When she was first chosen as Prime Minister a little over a month ago, Liz Truss set to work to immediately make her impression on the country.
She selected the MP for Northeast Somerset and climate change denier, Jacob Rees Mogg, as Energy Secretary and announced a lifting of the 2019 ban on fracking. This ban came into force in November 2019, when the then Minister for Business, Energy and Industrial Strategy, Kwasi Kwarteng no less, issued a press release ending government support for fracking!
Fracking is a process of extracting shale gas, which lies deep within the earth, by drilling and pumping a high-pressure mixture of water, sand and chemicals into the rock layer to release the gas inside. This gas can then be used as an energy source.

Apart from the fact Britain can replace any energy made from shale gas with energy from renewable sources (as Scotland does), the fracking process itself is known to cause damage to the local environment. Due to the hydraulic fracturing involved, using a mixture of sand, water, and chemicals, it has been known to pollute the local wildlife and water and to cause earthquakes.
Between 1975 and 1990, six boreholes were drilled to investigate the possibility of extracting hydrocarbons in the Forest of Dean and the Cotswolds and found reserves of shale gas.
If these are exploited, it would mean that an Area of Outstanding Natural Beauty area, the third biggest protected landscape in England, could be full of fracking sites.
Sites up and down the country have also been identified, including the South Coast and Lancashire. Local leaders have given their thoughts on it, from Lancashire Conservative MPs speaking in the Commons, to Andy Burnham taking to twitter to oppose this.
One such leader was Gloucestershire Councillor for Bourton-on-the-Water and Northleach and Parliamentary Advisor for the Cotswolds, Paul Hodgkinson.
He told West England Bylines:
Actually, I’m disturbed that the “new” government…is deciding to put that aside which was part of their manifesto in 2019 that they would not go ahead with fracking unless the risks were seen to be eliminated which to my mind haven’t been.

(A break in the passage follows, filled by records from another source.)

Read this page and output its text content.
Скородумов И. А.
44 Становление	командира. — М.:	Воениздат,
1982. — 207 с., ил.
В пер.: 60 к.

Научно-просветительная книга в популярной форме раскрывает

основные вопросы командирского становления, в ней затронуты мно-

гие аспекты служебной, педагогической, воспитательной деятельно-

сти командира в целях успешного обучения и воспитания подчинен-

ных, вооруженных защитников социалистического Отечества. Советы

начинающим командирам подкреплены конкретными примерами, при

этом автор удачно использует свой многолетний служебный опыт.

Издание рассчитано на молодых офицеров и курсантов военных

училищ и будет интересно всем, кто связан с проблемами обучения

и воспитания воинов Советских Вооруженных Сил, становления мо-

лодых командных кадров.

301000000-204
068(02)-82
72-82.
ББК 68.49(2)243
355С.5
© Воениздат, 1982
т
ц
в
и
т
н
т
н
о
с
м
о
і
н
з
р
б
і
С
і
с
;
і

… And, in fact, the Cotswolds Conservative MP, Geoffrey Clifton-Brown, said that he wasn’t opposed to fracking in the Cotswolds and that people could be compensated financially for it.
Naturally, Jacob Rees Mogg called those who oppose bringing back fracking “lovers of Putin” but, after the Conservative Party Conference was interrupted by protesters, maybe this policy won’t live on much longer.